De plus, le premier ministre de la Saskatchewan, Brad Wall, et celui de l'Île-du-Prince-Édouard, Robert Ghiz, coprésideront un groupe de travail pour tenter d'améliorer le réseau canadien de la santé.

MM. Ghiz et Wall ont reconnu qu'ils auraient préféré pouvoir compter sur un représentant d'Ottawa autour de la table, mais ils soutiennent que les Canadiens souhaitent que leurs élus agissent dans ce dossier.

M. Wall a indiqué que le groupe de travail permettra aux premiers ministres provinciaux d'échanger sur les meilleures innovations dans le domaine de la santé, notamment quant aux normes de qualité dans les soins. Il a ajouté que les provinces iront de l'avant malgré l'apparente fermeture du premier ministre Harper sur le financement.
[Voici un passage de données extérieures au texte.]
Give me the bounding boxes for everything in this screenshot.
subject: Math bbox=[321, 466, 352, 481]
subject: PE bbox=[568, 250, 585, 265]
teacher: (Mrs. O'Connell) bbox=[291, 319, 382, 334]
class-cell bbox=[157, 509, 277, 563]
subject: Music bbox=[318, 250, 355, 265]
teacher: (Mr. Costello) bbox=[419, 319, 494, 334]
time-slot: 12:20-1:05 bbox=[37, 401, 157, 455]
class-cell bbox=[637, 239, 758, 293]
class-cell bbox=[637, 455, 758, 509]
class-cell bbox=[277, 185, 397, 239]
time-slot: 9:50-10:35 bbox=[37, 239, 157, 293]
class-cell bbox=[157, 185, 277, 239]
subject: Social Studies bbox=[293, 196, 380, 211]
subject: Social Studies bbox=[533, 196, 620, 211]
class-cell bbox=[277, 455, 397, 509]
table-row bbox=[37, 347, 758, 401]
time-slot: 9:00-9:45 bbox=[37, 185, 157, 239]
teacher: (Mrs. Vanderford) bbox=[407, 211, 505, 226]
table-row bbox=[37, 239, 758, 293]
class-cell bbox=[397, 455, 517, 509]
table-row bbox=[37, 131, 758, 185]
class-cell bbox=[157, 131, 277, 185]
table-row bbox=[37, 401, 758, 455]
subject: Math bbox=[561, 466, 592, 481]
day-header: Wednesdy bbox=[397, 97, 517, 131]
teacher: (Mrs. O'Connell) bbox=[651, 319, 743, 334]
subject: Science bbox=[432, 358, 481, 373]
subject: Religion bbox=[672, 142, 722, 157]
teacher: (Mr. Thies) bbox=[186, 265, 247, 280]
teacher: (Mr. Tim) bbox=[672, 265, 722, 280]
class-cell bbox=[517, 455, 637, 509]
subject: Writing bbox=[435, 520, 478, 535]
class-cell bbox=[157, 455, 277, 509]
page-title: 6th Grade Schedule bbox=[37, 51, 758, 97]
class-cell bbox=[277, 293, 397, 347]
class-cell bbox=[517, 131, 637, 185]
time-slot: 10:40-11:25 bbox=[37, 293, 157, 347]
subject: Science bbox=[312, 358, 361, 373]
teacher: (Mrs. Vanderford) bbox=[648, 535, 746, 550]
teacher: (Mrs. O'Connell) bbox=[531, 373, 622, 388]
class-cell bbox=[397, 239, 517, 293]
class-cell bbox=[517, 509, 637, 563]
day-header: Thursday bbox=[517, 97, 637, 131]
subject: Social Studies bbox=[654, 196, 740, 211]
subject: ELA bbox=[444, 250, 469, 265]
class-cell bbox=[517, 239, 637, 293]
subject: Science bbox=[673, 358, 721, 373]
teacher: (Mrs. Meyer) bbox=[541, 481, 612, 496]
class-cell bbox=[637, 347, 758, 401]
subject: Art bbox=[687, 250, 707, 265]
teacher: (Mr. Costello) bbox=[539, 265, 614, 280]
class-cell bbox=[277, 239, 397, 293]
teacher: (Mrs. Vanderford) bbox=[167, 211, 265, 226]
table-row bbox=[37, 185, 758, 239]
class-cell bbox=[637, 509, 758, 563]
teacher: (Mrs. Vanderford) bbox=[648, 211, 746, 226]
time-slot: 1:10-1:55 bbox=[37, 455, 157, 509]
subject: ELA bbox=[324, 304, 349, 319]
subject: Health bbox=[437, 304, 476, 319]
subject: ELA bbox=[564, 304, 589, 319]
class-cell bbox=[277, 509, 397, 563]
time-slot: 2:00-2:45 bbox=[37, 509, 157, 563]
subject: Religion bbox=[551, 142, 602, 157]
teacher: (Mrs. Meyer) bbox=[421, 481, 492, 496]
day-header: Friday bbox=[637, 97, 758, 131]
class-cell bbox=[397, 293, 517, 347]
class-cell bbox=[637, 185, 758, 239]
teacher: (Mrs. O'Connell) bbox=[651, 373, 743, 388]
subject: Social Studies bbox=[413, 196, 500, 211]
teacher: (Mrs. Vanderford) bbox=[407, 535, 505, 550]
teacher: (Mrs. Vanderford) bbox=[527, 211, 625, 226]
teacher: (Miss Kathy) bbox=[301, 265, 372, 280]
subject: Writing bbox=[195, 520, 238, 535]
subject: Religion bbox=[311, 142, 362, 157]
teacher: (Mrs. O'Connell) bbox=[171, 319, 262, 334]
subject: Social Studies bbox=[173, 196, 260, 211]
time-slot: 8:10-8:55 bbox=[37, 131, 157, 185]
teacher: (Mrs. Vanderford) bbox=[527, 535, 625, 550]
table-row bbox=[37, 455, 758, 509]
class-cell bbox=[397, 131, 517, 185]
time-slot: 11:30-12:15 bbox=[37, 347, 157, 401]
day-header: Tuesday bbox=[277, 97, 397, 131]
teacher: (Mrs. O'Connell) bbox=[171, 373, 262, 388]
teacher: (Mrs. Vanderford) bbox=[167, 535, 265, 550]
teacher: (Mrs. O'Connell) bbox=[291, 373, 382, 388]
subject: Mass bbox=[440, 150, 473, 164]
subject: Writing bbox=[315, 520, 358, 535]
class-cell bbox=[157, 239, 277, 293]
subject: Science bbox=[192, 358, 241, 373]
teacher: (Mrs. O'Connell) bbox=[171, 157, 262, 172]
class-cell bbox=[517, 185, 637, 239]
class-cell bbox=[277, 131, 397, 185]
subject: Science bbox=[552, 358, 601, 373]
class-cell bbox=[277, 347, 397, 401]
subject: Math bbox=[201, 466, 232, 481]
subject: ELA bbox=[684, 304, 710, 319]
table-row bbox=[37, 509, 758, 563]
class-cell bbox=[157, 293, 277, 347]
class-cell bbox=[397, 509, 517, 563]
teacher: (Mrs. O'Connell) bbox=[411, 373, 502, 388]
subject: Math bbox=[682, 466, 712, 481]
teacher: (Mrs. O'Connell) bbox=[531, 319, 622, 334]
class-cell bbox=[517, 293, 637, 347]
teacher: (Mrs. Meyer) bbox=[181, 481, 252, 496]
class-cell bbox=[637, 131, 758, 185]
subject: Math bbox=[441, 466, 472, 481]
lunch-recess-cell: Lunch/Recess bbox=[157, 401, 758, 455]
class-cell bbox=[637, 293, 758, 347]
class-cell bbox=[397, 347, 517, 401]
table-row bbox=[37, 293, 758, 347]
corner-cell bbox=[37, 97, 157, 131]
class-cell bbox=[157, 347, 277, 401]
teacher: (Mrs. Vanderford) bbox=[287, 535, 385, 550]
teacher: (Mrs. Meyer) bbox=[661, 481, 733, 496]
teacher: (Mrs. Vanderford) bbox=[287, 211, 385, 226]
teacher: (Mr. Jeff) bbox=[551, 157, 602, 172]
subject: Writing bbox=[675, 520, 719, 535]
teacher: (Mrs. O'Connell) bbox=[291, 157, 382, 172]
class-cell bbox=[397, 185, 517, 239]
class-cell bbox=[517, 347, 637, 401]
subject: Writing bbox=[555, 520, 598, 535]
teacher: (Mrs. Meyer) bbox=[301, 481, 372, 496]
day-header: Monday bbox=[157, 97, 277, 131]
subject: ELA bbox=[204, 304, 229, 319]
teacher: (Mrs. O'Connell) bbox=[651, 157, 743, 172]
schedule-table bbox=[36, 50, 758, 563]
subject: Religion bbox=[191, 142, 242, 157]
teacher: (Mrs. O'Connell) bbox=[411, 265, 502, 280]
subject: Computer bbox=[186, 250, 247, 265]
«La situation que nous avons aujourd'hui au Canada est assez exceptionnelle puisque le gouvernement fédéral a décidé de se désister de ses responsabilités, a déclaré M. Charest. C'est sans précédent. Pourtant, ça touche directement le vie quotidienne de tous nos concitoyens qui reçoivent des services de santé, les personnes âgées, les plus démunis.»

Infrastructures maritimes

M. Harper était à Saguenay pour annoncer un investissement de 15 millions $ en infrastructures maritimes.

L'argent servira à construire une gare intermodale sur le site du port de Saguenay ainsi qu'un tronçon de 12,5 km pour relier le port au réseau ferroviaire existant. Le projet de construction doit être complété avant mars 2014.

En annonçant cet investissement, M. Harper a déclaré que ce financement servira aux entreprises du nord du Québec qui veulent expédier leurs marchandises.

«Il sera désormais possible pour une entreprise de Chibougamau d'envoyer ses produits ici par train et de les expédier directement sur les marchés mondiaux, plutôt que de dépenser des sommes considérables afin de passer par Montréal», a-t-il dit.

Le budget total de la construction est de 36 millions $ et le gouvernement québécois, dont le développement économique du nord du Québec est le projet emblématique, étudie la possibilité de contribuer aussi.

Présent lors de l'annonce, le ministre délégué aux Ressources naturelles du Québec, Serge Simard, a reconnu que son collègue délégué aux Transports, Norman MacMillan, avait pourtant déjà signifié son refus à la ville de Saguenay.

«Norman a effectivement dit, il y a quelques mois, qu'il n'y avait pas d'argent actuellement pour le projet, a dit le ministre Simard lors d'un point de presse. On parle de quelques mois. Maintenant on va faire cheminer le dossier, on est en 2012 et on va regarder pour que le dossier puisse cheminer et avoir une certaine écoute.»

Alors que le gouvernement québécois a été l'objet de critiques récemment concernant ses dépenses en infrastructures pour le Plan Nord, M. Simard a nié qu'Ottawa ait pris Québec de vitesse.

«On ne s'est pas fait damer le pion, encore une fois, je le répète, c'est en collaboration avec le fédéral et on va continuer à faire notre travail», a-t-il dit.

M. Simard a soutenu que le projet ferroviaire servira au secteur minier, dont il est responsable.

«Pour être en mesure de bien desservir le Plan Nord, vous comprendrez qu'une desserte ferroviaire, au niveau d'un port de l'importance de Saguenay, c'est indéniablement très logique», a-t-il dit.